DISCERNERE

Uno sguardo profetico sugli eventi

La strage delle bambine. Il settimanale denuncia il “Gendercide”. “MISSING GIRLS”, ARRIVA L’ONU

Uccise, abortite o lasciate morire, si
calcola che almeno 100 milioni di
bambine siano scomparse”. Leggete
l’Economist in edicola oggi. La copertina
è nera, il titolo di un
bel rosa, come le scarpine
da bambina col fiocco:
“Gendercide”. L’Economist
non è un bollettino
umanitario, per cultura
sta sempre attaccato ai
numeri, alla ratio stringente
dei fatti: “Il normale
rapporto numerico tra
i sessi è calcolato in 103-
106 nati maschi ogni 100
femmine, ma in Cina e
nel nord dell’India questo
rapporto è superiore
a 120 maschi ogni 100 femmine”. Una
stortura “biologicamente impossibile
senza un intervento umano”, le cui radici
culturali e tecno-mediche sono individuate
con chiarezza: “Una maligna
combinazione di atavico pregiudizio,
moderna preferenza per le piccole
famiglie e tecnologia a ultrasuoni”.
Le conseguenze di un simile obbrobrio,
scrive il settimanale, sono catastrofiche:
“Fra dieci anni un maschio
su cinque non riuscirà a trovare moglie.
Uno scenario senza precedenti in
un paese in pace”. Che
un giornale leader nell’opinione
pubblica occidentale
si sia accorto
dell’enormità, mentre
“in pochi si rendono conto
di quanto grave sia il
problema”, pone una
questione culturale, prima
che etica, alla nostra
civiltà globale. I lettori
del Foglio conoscono bene
questo tragico scandalo.
Se l’opinione pubblica
italiana ne è informata,
è quasi unicamente per il nostro
piccolo tentativo di bucare il muro
dell’indifferentismo morale e della
lingua di legno dell’ideologia abortista.
Ora a bucarlo è un settimanale
che ha il merito di chiamare la realtà
con il suo nome, senza falsa coscienza:
“Gendercide”, il genocidio abortista
delle bambine.

Giuliano Ferrara


Grande inchiesta dell’Economist sulla “guerra globale” contro il sesso femminile tramite l’aborto selettivo di massa. Ne mancano all’appello cento milioni. Un “genocidio di genere” con conseguenze devastanti

La distruzione selettiva delle bambine è globale”. L’Economist lancia un paio di scarpette rosa in copertina sotto il titolo “Gendercide”. E la domanda agghiacciante: “Cosa è successo a cento milioni di bambine?”. E’ il genocidio di genere. “La guerra globale contro le bambine”. Un tema sollevato più volte anche da questo giornale, quello delle “missing girls”, le bambine asiatiche scomparse a causa dell’aborto selettivo. Cento milioni secondo l’Economist, forse di più, stando a molti rapporti internazionali. La quarta Conferenza asiatica sui diritti riproduttivi aveva parlato di “163 milioni di bambine mancanti in Asia”. Sette anni fa un altro giornale dell’establishment anglosassone, il Financial Times, aveva posto la stessa domanda: “Dove sono andate a finire tutte le ragazze?”. L’Economist fornisce la risposta con quest’inchiesta impressionante. In Cina e nell’India del nord, per ogni 120 maschi nascono 100 femmine. La media mondiale è di 103-106 maschi ogni 100 femmine. In molti stati, siamo a 130 maschi contro 100 femmine.

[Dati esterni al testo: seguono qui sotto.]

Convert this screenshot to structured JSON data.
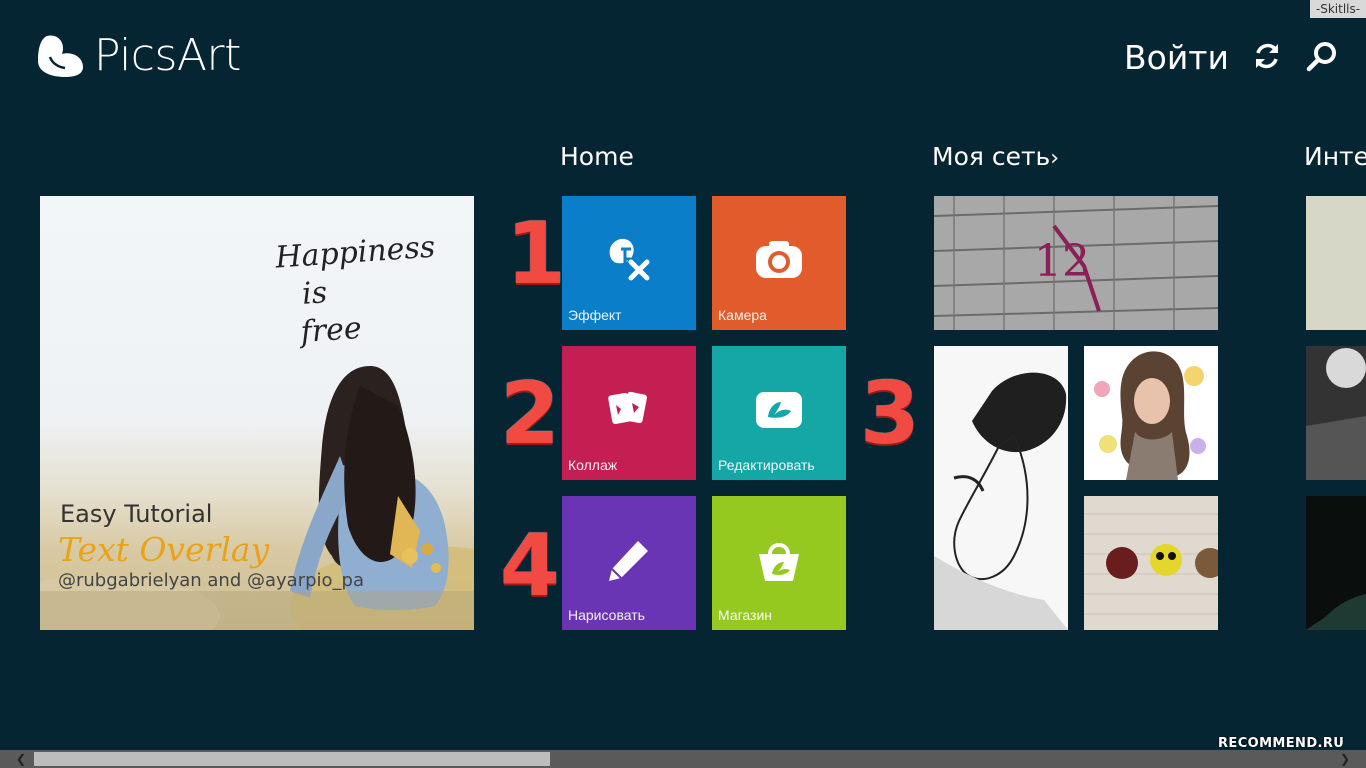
{
  "watermark_top": "-Skitlls-",
  "header": {
    "logo_text": "PicsArt",
    "login_label": "Войти"
  },
  "sections": {
    "home": "Home",
    "my_network": "Моя сеть",
    "next_section_partial": "Интер"
  },
  "hero": {
    "quote": [
      "Happiness",
      "is",
      "free"
    ],
    "title": "Easy Tutorial",
    "subtitle": "Text Overlay",
    "credit": "@rubgabrielyan and @ayarpio_pa"
  },
  "tiles": [
    {
      "label": "Эффект",
      "color": "#0a7ec8",
      "icon": "fx-icon"
    },
    {
      "label": "Камера",
      "color": "#e25b2c",
      "icon": "camera-icon"
    },
    {
      "label": "Коллаж",
      "color": "#c41e52",
      "icon": "collage-icon"
    },
    {
      "label": "Редактировать",
      "color": "#14a7a6",
      "icon": "edit-photo-icon"
    },
    {
      "label": "Нарисовать",
      "color": "#6a35b5",
      "icon": "pencil-icon"
    },
    {
      "label": "Магазин",
      "color": "#96c91f",
      "icon": "shop-bag-icon"
    }
  ],
  "annotations": [
    "1",
    "2",
    "3",
    "4"
  ],
  "watermark_bottom": "RECOMMEND.RU",
  "colors": {
    "background": "#062533",
    "annotation_red": "#f04a43",
    "scrollbar_track": "#5a5a5a",
    "scrollbar_thumb": "#bdbdbd"
  }
}
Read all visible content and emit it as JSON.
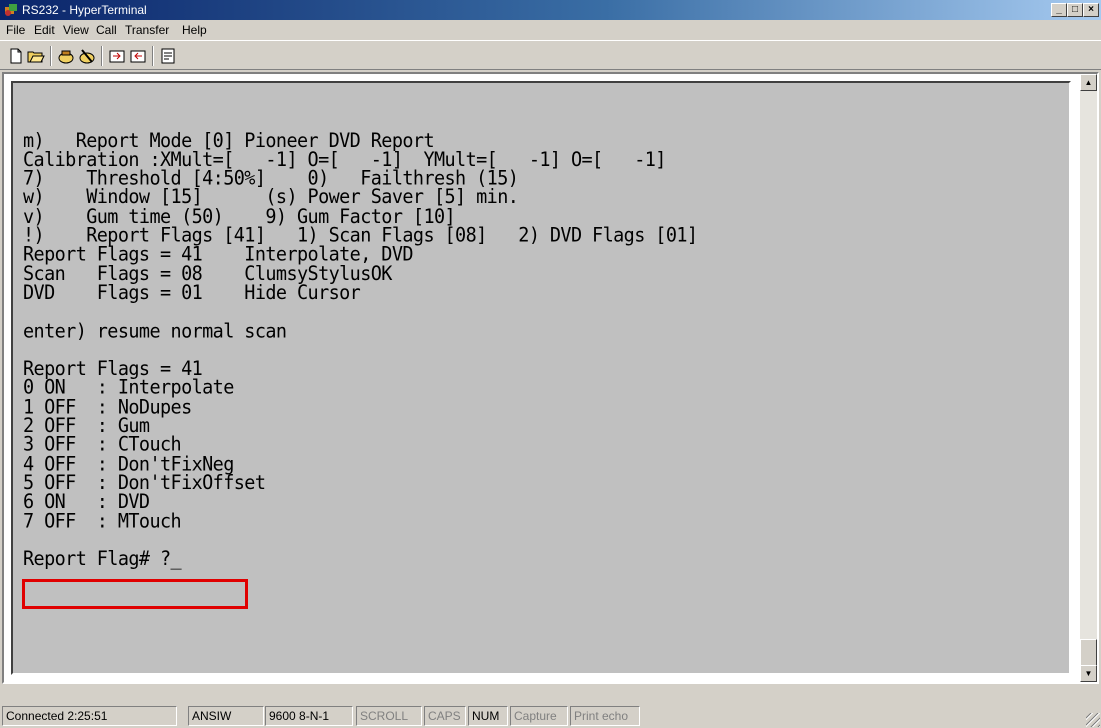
{
  "window": {
    "title": "RS232 - HyperTerminal",
    "icon": "hyperterminal-icon"
  },
  "menu": [
    "File",
    "Edit",
    "View",
    "Call",
    "Transfer",
    "Help"
  ],
  "toolbar": [
    "new-icon",
    "open-icon",
    "connect-icon",
    "disconnect-icon",
    "send-icon",
    "receive-icon",
    "properties-icon"
  ],
  "terminal": {
    "lines": [
      "",
      "",
      "m)   Report Mode [0] Pioneer DVD Report",
      "Calibration :XMult=[   -1] O=[   -1]  YMult=[   -1] O=[   -1]",
      "7)    Threshold [4:50%]    0)   Failthresh (15)",
      "w)    Window [15]      (s) Power Saver [5] min.",
      "v)    Gum time (50)    9) Gum Factor [10]",
      "!)    Report Flags [41]   1) Scan Flags [08]   2) DVD Flags [01]",
      "Report Flags = 41    Interpolate, DVD",
      "Scan   Flags = 08    ClumsyStylusOK",
      "DVD    Flags = 01    Hide Cursor",
      "",
      "enter) resume normal scan",
      "",
      "Report Flags = 41",
      "0 ON   : Interpolate",
      "1 OFF  : NoDupes",
      "2 OFF  : Gum",
      "3 OFF  : CTouch",
      "4 OFF  : Don'tFixNeg",
      "5 OFF  : Don'tFixOffset",
      "6 ON   : DVD",
      "7 OFF  : MTouch",
      "",
      "Report Flag# ?_"
    ],
    "highlighted_line": "6 ON   : DVD",
    "highlight_color": "#e00000",
    "background_color": "#c0c0c0"
  },
  "statusbar": {
    "connected": "Connected 2:25:51",
    "emulation": "ANSIW",
    "settings": "9600 8-N-1",
    "scroll": "SCROLL",
    "caps": "CAPS",
    "num": "NUM",
    "capture": "Capture",
    "print_echo": "Print echo"
  }
}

Si sta riscrivendo la saga dell’evoluzione per mezzo dell’aborto, facendo venire meno una delle grandi costanti biologiche della specie umana. La superiorità delle femmine sui maschi. E’ un divario unico al mondo e senza precedenti nella storia. Il famoso dissidente dei laogai cinesi, Harry Wu, l’ha chiamata in un bel libro “La strage di innocenti”. In Cina un’ideologia mostruosa i figli li vuole unici, maschi e sani. Tramite slogan come “Allevare meno bimbi e più maiali” e “Casa distrutta, vacca confiscata se rifiuti la richiesta di aborto”. In India invece, per aggirare la legge che in teoria proibisce la selezione sessuale medici ed ecografisti indiani fanno con le dita la “V” di vittoria se il figlio è maschio. Sennò, niente, e allora il rimedio è semplice.

L’Economist utilizza l’aggettivo “catastrofico” per indicare la strage delle bambine. Nella sola Cina ci sono uomini senza controparte femminile quanto l’intera popolazione maschile statunitense. Traffico di spose, violenza sessuale, suicidi femminili fanno da contorno a quest’agonia demografica. “Non è una esagerazione chiamarlo genocidio di genere”, scrive l’Economist. “Le donne mancano a milioni – abortite, uccise e lasciate morire”. Nel 1990 fu il guru liberal Amartya Sen, premio Nobel per l’Economia, a lanciare l’allarme sulla New York Review of Books: “Almeno sessanta milioni di bambine sono state cancellate in seguito a infanticidi o aborti selettivi di feti femmine”. Quindici anni dopo Sen ha aggiunto: “E’ l’ultima delle discriminazioni, l’aborto selettivo. Una discriminazione ‘high tech’”.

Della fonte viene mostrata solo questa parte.